Since the two are in essence one, “husbands ought to love their wives as their own bodies.” It’s just the natural thing to do. All people look after their own needs. They eat and sleep, dress and groom themselves. Shouldn’t a husband just naturally show the same kind of devoted care and concern for his other “self,” or as we might say, for the rest of himself?
Ephesians Chapter 5, verses 32-33
This is a profound mystery—but I am talking about Christ and the church. However, each one of you also must love his wife as he loves himself, and the wife must respect her husband.
We have previously noted that when Paul uses the term “mystery” he is not talking about something dark or mysterious, something impossible to understand. Rather, he’s referring to something that needs explanation, something we couldn’t ever have figured out by ourselves. When it’s explained, it becomes clear and comprehensible.
The “profound mystery” that Paul is speaking of is not primarily that marriage unites husband and wife into one. No, his thoughts have swung back to Christ and the church. The real mystery is the one-way love of Christ. He redeemed weak and worthless sinners and gathered them together into a church to be his holy bride. He is her head; she is his body. So closely are the two joined into one.

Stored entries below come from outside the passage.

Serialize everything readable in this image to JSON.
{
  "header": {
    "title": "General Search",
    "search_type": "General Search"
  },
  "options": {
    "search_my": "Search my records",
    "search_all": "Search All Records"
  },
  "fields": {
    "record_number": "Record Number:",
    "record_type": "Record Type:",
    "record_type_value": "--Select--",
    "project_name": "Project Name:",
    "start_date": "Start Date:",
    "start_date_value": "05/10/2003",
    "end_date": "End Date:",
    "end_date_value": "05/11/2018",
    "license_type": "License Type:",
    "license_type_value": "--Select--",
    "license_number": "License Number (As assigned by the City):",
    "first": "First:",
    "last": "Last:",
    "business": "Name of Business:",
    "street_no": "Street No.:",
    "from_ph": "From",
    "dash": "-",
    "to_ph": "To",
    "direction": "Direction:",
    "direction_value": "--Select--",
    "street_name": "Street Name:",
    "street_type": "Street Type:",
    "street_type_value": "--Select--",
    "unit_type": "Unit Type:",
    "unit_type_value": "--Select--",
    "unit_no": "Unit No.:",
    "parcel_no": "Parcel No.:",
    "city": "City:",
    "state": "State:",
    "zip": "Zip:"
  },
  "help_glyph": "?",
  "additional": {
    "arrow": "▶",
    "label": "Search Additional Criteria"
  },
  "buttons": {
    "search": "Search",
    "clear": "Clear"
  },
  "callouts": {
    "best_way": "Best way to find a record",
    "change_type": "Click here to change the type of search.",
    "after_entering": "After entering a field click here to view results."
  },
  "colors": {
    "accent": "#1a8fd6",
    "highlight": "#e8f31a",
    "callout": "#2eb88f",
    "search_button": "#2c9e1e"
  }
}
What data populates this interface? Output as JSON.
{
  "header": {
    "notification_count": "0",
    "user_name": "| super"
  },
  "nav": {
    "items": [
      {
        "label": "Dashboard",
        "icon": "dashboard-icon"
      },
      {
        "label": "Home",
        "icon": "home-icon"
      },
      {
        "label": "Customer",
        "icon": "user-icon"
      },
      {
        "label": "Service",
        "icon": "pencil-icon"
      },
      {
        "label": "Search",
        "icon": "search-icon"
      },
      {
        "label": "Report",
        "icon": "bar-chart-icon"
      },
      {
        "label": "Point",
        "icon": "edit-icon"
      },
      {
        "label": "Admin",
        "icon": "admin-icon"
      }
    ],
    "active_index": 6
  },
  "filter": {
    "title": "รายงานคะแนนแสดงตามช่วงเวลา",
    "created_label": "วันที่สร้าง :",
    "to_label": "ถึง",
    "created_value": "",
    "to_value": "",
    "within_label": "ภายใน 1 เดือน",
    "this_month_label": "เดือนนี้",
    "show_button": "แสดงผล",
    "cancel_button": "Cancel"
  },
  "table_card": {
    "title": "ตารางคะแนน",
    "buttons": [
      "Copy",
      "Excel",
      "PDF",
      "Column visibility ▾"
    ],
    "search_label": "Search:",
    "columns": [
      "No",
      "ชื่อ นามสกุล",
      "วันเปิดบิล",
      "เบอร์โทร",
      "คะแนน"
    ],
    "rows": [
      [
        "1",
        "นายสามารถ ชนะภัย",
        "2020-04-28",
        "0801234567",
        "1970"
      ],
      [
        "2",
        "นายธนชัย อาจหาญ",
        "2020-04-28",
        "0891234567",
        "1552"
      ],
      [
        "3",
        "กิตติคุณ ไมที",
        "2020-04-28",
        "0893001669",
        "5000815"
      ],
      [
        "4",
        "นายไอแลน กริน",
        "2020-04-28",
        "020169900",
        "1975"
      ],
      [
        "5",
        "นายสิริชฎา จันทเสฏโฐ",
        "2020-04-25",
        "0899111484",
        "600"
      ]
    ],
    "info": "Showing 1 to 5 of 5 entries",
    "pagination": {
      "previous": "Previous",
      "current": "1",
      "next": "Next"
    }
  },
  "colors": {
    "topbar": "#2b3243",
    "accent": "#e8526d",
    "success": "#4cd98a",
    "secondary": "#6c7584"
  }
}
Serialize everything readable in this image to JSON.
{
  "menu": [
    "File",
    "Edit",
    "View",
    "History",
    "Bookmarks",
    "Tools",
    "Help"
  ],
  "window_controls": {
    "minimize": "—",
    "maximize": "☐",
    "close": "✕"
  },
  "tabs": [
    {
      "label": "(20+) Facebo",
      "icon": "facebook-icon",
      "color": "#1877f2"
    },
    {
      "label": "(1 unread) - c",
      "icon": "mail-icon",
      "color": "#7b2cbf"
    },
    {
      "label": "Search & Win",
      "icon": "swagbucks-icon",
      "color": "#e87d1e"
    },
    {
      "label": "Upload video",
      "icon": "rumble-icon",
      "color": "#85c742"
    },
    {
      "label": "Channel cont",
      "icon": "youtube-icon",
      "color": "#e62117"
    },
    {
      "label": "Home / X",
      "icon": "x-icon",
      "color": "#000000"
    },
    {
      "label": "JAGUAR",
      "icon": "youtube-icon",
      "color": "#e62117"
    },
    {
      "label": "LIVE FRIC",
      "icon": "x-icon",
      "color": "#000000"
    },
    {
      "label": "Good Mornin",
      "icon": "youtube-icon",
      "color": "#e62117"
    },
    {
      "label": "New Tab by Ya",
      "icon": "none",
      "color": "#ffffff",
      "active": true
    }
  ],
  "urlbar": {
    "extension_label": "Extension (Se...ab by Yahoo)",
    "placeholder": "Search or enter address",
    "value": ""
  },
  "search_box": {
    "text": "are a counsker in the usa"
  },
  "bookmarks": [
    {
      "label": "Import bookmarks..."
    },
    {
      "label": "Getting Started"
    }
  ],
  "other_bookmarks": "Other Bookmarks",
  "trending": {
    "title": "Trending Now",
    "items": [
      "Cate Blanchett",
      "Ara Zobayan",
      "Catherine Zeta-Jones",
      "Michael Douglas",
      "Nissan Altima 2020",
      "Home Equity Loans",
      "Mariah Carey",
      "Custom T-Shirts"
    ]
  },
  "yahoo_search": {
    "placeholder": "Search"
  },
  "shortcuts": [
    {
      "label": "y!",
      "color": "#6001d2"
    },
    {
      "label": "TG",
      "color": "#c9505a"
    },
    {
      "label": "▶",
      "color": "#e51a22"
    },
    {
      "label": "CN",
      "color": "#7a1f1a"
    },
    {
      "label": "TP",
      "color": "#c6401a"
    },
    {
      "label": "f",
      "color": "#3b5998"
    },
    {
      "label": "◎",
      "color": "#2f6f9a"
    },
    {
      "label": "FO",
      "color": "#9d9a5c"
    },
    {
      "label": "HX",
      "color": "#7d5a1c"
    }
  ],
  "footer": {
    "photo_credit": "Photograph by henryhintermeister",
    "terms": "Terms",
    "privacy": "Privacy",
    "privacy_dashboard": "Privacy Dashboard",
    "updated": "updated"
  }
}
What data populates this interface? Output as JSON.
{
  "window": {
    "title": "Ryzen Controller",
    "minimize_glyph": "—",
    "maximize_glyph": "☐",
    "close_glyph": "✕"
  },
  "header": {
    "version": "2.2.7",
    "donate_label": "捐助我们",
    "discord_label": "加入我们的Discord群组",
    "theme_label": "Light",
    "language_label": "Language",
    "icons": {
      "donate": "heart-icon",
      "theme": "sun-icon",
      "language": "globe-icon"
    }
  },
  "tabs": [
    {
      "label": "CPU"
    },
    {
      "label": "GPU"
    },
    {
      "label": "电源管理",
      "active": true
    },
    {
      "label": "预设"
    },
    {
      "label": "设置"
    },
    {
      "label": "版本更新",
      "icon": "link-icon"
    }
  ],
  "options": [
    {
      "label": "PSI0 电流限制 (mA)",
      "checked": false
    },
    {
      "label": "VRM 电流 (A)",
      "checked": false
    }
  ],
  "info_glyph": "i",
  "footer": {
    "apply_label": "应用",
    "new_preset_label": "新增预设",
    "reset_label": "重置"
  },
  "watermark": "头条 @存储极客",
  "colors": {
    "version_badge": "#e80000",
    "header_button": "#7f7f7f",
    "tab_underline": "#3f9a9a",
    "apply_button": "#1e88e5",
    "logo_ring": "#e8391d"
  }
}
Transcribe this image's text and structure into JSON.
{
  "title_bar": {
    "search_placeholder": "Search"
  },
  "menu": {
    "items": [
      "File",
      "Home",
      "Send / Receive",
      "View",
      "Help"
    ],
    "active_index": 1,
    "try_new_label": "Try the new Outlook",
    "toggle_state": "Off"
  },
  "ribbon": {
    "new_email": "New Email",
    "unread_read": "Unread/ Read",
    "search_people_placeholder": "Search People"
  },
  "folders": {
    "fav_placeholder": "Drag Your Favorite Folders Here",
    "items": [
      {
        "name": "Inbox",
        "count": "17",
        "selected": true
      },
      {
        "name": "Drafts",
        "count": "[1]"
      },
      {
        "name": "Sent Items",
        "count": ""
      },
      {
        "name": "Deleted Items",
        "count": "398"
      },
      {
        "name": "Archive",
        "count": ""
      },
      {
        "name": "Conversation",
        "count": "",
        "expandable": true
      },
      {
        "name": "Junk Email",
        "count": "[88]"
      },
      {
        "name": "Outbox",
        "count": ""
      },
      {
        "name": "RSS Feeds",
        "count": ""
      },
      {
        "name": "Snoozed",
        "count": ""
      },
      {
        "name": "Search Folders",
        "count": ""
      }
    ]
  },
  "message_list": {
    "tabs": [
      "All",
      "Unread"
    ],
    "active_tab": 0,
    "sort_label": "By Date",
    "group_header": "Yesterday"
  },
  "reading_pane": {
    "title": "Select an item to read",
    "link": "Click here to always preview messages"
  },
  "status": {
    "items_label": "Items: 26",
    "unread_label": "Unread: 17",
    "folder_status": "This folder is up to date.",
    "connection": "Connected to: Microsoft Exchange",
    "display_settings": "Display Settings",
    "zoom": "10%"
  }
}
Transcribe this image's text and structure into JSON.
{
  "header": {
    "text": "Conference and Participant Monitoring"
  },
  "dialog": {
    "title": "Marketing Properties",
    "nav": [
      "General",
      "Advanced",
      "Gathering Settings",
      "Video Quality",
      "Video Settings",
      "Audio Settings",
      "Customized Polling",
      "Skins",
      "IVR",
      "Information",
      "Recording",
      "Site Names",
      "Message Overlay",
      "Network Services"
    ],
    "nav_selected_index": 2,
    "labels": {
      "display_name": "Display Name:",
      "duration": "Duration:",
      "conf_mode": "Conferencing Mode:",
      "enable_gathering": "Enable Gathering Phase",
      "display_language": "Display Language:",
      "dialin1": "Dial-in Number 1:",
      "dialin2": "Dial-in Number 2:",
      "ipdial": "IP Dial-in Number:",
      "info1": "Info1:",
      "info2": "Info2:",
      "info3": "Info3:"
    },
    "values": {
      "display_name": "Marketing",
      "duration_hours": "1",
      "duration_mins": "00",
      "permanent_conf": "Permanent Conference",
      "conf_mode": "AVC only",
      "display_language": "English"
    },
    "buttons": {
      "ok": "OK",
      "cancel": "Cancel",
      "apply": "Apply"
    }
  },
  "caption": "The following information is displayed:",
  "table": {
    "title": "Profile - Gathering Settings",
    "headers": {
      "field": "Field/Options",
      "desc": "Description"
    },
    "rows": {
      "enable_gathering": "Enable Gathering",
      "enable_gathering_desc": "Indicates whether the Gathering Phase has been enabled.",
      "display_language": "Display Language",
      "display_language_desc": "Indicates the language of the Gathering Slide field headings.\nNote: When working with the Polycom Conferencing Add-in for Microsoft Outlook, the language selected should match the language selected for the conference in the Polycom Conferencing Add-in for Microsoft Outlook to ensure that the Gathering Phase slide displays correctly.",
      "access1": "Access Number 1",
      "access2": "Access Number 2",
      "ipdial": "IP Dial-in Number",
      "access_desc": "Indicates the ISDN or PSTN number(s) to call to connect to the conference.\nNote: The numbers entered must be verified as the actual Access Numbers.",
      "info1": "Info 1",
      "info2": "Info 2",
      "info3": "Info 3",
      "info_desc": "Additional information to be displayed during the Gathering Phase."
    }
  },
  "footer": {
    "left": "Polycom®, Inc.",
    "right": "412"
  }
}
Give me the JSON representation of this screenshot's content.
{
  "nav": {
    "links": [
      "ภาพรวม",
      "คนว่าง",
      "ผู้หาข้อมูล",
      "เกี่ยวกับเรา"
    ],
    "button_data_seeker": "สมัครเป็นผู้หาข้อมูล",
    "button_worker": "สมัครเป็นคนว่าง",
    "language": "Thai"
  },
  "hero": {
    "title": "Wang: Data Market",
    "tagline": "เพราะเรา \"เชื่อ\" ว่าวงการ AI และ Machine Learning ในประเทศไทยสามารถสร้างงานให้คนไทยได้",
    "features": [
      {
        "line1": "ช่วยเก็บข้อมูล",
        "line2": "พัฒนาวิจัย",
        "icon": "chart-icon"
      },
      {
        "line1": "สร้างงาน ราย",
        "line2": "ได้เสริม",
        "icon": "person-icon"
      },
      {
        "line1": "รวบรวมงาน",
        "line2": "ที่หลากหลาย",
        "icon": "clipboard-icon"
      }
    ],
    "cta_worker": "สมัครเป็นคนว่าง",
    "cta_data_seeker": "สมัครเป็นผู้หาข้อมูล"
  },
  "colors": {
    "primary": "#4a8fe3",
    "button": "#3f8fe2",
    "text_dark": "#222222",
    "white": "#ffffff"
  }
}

In quiet awe Paul reflects on the mystery of Christ and the church—and on the fact that there can be in the human experience something that reflects this divine unity and even approximates it. That something is a Christian marriage in which the husband loves “his wife as he loves himself,” and his wife respects him as her husband.
Although that ideal is not fully attainable in our sinful world, it is a goal for which all married people should diligently strive.